Some cats purchased at the disease-linked markets were used in gruesome - and now halted - experiments at a government lab in Maryland.
The Beltsville Agricultural Research Center in Beltsville, Md.
The Beltsville Agricultural Research Center in Beltsville, Md.Jacquelyn Martin / AP file

A bipartisan group of senators is proposing a bill to ban the U.S. from buying animals from the Chinese "wet markets" that have been blamed for outbreaks including the current coronavirus crisis.

The government has previously used animals — including cats and dogs — purchased at those markets in gruesome experiments at a federal lab in Maryland.

Sen.
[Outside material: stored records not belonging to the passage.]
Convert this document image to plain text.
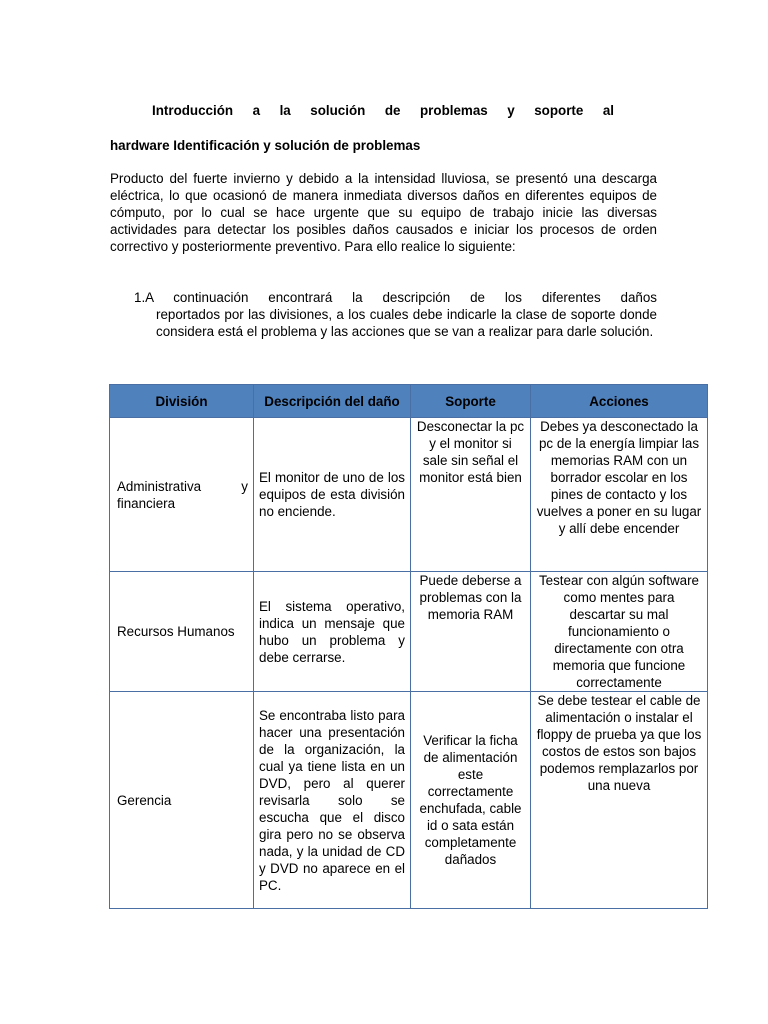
Introducción a la solución de problemas y soporte al
hardware Identificación y solución de problemas
Producto del fuerte invierno y debido a la intensidad lluviosa, se presentó una descarga eléctrica, lo que ocasionó de manera inmediata diversos daños en diferentes equipos de cómputo, por lo cual se hace urgente que su equipo de trabajo inicie las diversas actividades para detectar los posibles daños causados e iniciar los procesos de orden correctivo y posteriormente preventivo. Para ello realice lo siguiente:
1.A continuación encontrará la descripción de los diferentes daños
reportados por las divisiones, a los cuales debe indicarle la clase de soporte donde considera está el problema y las acciones que se van a realizar para darle solución.
División	Descripción del daño	Soporte	Acciones

Administrativa y financiera	El monitor de uno de los equipos de esta división no enciende.	Desconectar la pc y el monitor si sale sin señal el monitor está bien	Debes ya desconectado la pc de la energía limpiar las memorias RAM con un borrador escolar en los pines de contacto y los vuelves a poner en su lugar y allí debe encender
Recursos Humanos	El sistema operativo, indica un mensaje que hubo un problema y debe cerrarse.	Puede deberse a problemas con la memoria RAM	Testear con algún software como mentes para descartar su mal funcionamiento o directamente con otra memoria que funcione correctamente
Gerencia	Se encontraba listo para hacer una presentación de la organización, la cual ya tiene lista en un DVD, pero al querer revisarla solo se escucha que el disco gira pero no se observa nada, y la unidad de CD y DVD no aparece en el PC.	Verificar la ficha de alimentación este correctamente enchufada, cable id o sata están completamente dañados	Se debe testear el cable de alimentación o instalar el floppy de prueba ya que los costos de estos son bajos podemos remplazarlos por una nueva
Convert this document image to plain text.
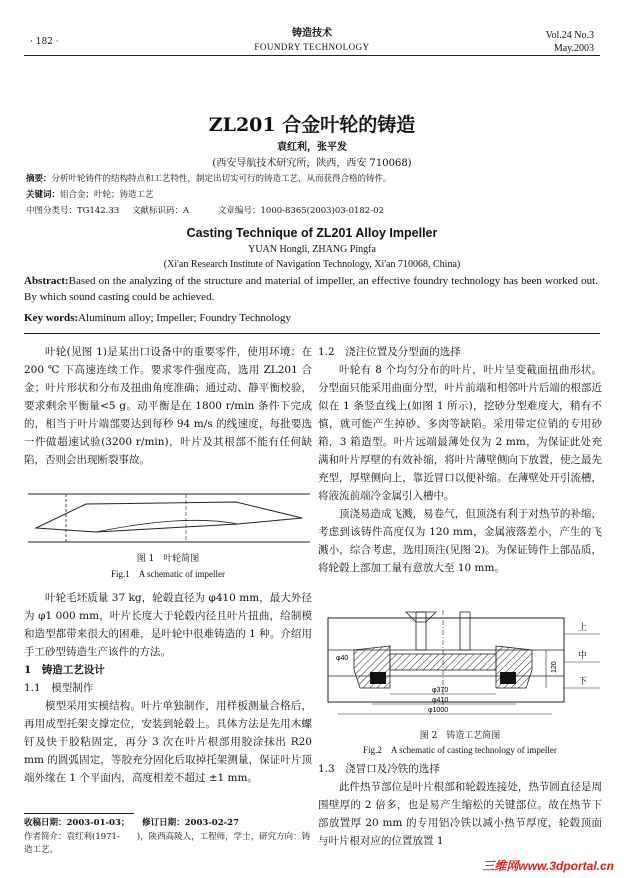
· 182 ·
铸造技术
FOUNDRY TECHNOLOGY
Vol.24 No.3
May.2003
ZL201 合金叶轮的铸造
袁红利，张平发
(西安导航技术研究所，陕西，西安 710068)
摘要：分析叶轮铸件的结构特点和工艺特性，制定出切实可行的铸造工艺，从而获得合格的铸件。
关键词：铝合金；叶轮；铸造工艺
中图分类号：TG142.33 文献标识码：A	文章编号：1000-8365(2003)03-0182-02
Casting Technique of ZL201 Alloy Impeller
YUAN Hongli, ZHANG Pingfa
(Xi'an Research Institute of Navigation Technology, Xi'an 710068, China)
Abstract:Based on the analyzing of the structure and material of impeller, an effective foundry technology has been worked out. By which sound casting could be achieved.
Key words:Aluminum alloy; Impeller; Foundry Technology

叶轮(见图 1)是某出口设备中的重要零件，使用环境：在 200 ℃ 下高速连续工作。要求零件强度高，选用 ZL201 合金；叶片形状和分布及扭曲角度准确；通过动、静平衡校验，要求剩余平衡量<5 g。动平衡是在 1800 r/min 条件下完成的，相当于叶片端部要达到每秒 94 m/s 的线速度，每批要选一件做超速试验(3200 r/min)，叶片及其根部不能有任何缺陷，否则会出现断裂事故。

图 1　叶轮简图
Fig.1　A schematic of impeller

叶轮毛坯质量 37 kg，轮毂直径为 φ410 mm，最大外径为 φ1 000 mm，叶片长度大于轮毂内径且叶片扭曲，给制模和造型都带来很大的困难，是叶轮中很难铸造的 1 种。介绍用手工砂型铸造生产该件的方法。

1　铸造工艺设计

1.1　模型制作

模型采用实模结构。叶片单独制作，用样板测量合格后，再用成型托架支撑定位，安装到轮毂上。具体方法是先用木螺钉及快干胶粘固定，再分 3 次在叶片根部用胶涂抹出 R20 mm 的圆弧固定，等胶充分固化后取掉托架测量，保证叶片顶端外缘在 1 个平面内，高度相差不超过 ±1 mm。

收稿日期：2003-01-03；　　修订日期：2003-02-27
作者简介：袁红利(1971-　　)，陕西高陵人，工程师，学士，研究方向：铸造工艺。

1.2　浇注位置及分型面的选择

叶轮有 8 个均匀分布的叶片，叶片呈变截面扭曲形状。分型面只能采用曲面分型，叶片前端和相邻叶片后端的根部近似在 1 条竖直线上(如图 1 所示)，挖砂分型难度大，稍有不慎，就可能产生掉砂、多肉等缺陷。采用带定位销的专用砂箱，3 箱造型。叶片远端最薄处仅为 2 mm，为保证此处充满和叶片厚壁的有效补缩，将叶片薄壁侧向下放置，使之最先充型，厚壁侧向上，靠近冒口以便补缩。在薄壁处开引流槽，将液流前端冷金属引入槽中。

顶浇易造成飞溅，易卷气，但顶浇有利于对热节的补缩，考虑到该铸件高度仅为 120 mm，金属液落差小，产生的飞溅小，综合考虑，选用顶注(见图 2)。为保证铸件上部品质，将轮毂上部加工量有意放大至 10 mm。

上
中
下
φ370
φ410
φ1000
120
φ40
图 2　铸造工艺简图
Fig.2　A schematic of casting technology of impeller

1.3　浇冒口及冷铁的选择

此件热节部位是叶片根部和轮毂连接处，热节圆直径是周围壁厚的 2 倍多，也是易产生缩松的关键部位。故在热节下部放置厚 20 mm 的专用铝冷铁以减小热节厚度，轮毂顶面与叶片根对应的位置放置 1

三维网www.3dportal.cn
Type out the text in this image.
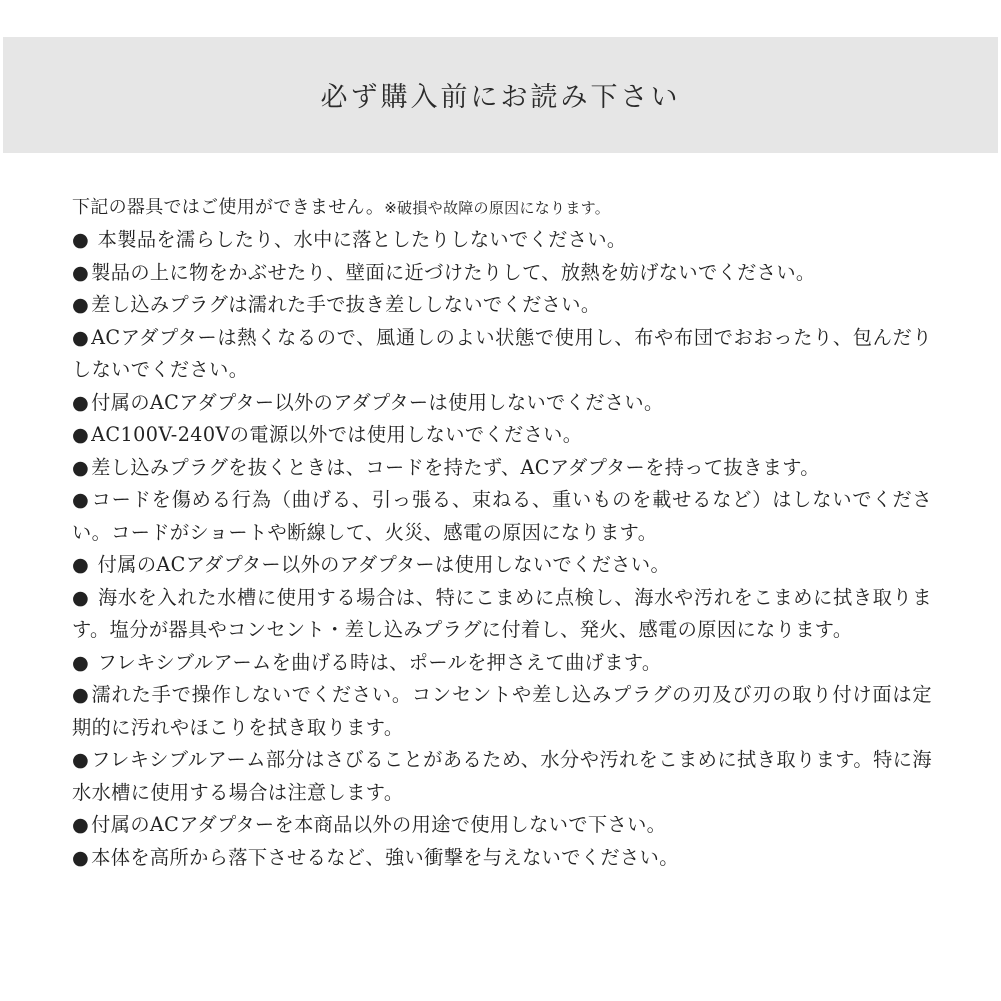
必ず購入前にお読み下さい
下記の器具ではご使用ができません。※破損や故障の原因になります。
● 本製品を濡らしたり、水中に落としたりしないでください。
● 製品の上に物をかぶせたり、壁面に近づけたりして、放熱を妨げないでください。
● 差し込みプラグは濡れた手で抜き差ししないでください。
● ACアダプターは熱くなるので、風通しのよい状態で使用し、布や布団でおおったり、包んだりしないでください。
● 付属のACアダプター以外のアダプターは使用しないでください。
● AC100V-240Vの電源以外では使用しないでください。
● 差し込みプラグを抜くときは、コードを持たず、ACアダプターを持って抜きます。
● コードを傷める行為（曲げる、引っ張る、束ねる、重いものを載せるなど）はしないでください。コードがショートや断線して、火災、感電の原因になります。
● 付属のACアダプター以外のアダプターは使用しないでください。
● 海水を入れた水槽に使用する場合は、特にこまめに点検し、海水や汚れをこまめに拭き取ります。塩分が器具やコンセント・差し込みプラグに付着し、発火、感電の原因になります。
● フレキシブルアームを曲げる時は、ポールを押さえて曲げます。
● 濡れた手で操作しないでください。コンセントや差し込みプラグの刃及び刃の取り付け面は定期的に汚れやほこりを拭き取ります。
● フレキシブルアーム部分はさびることがあるため、水分や汚れをこまめに拭き取ります。特に海水水槽に使用する場合は注意します。
● 付属のACアダプターを本商品以外の用途で使用しないで下さい。
● 本体を高所から落下させるなど、強い衝撃を与えないでください。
Joni Ernst, R-Iowa, said the purchases effectively subsidized the markets, which are believed to be the source of the current crisis as well as the 2002 SARS outbreak.

“As Iowans, and all Americans, continue to battle COVID-19, we need to do all we can to ensure something like this never happens again. That includes preventing any more American tax dollars from going to unregulated ‘wet markets’ in China,” Ernst said.

The bill proposed by Ernst and Sens. Mike Braun, R-Ind., Jeff Merkley, D-Ore., and Joe Manchin, D-W.V., would ban agencies and government grantees and contractors from spending money at the markets.

Image: Feline
A feline purchased by the USDA facility in Maryland in a photo obtained by a FOIA request. Felines, like the one shown, are used to breed kittens for taxoplasmosis experiments.WCW

NBC News reported last year that U.S. government scientists had bought hundreds of dogs and cats from "meat markets" in China and Vietnam that were then euthanized and fed to cats at the USDA's Agricultural Research Service's Animal Parasitic Disease Laboratory in Beltsville, Maryland.

The experiments — some of which the agency said in scientific reports were aimed at studying a parasite that causes the food-borne illness toxoplasmosis — are believed to have been conducted between 2003 and 2015.

Jim Keen, a former USDA scientist, told NBC News the experiments sounded "crazy." "Cannibal cats, cats eating dogs — I don't see the logic," Keen said.

The A.R.S. announced it was permanently halting the experiments after the NBC News report.

The White Coat Waste Project, a non-profit that combats wasteful government spending on animal testing and waged a year-long campaign against the cat experiments, applauded the senators for their bill, which it said would "ensure government employees don’t ever go on another taxpayer-funded shopping spree for cats, dogs or any other animals" at the markets.

"The government never should have spent taxpayer dollars at China's wet markets, and this bill will make sure it never does again,” said Justin Goodman, the groups vice president of advocacy and public policy.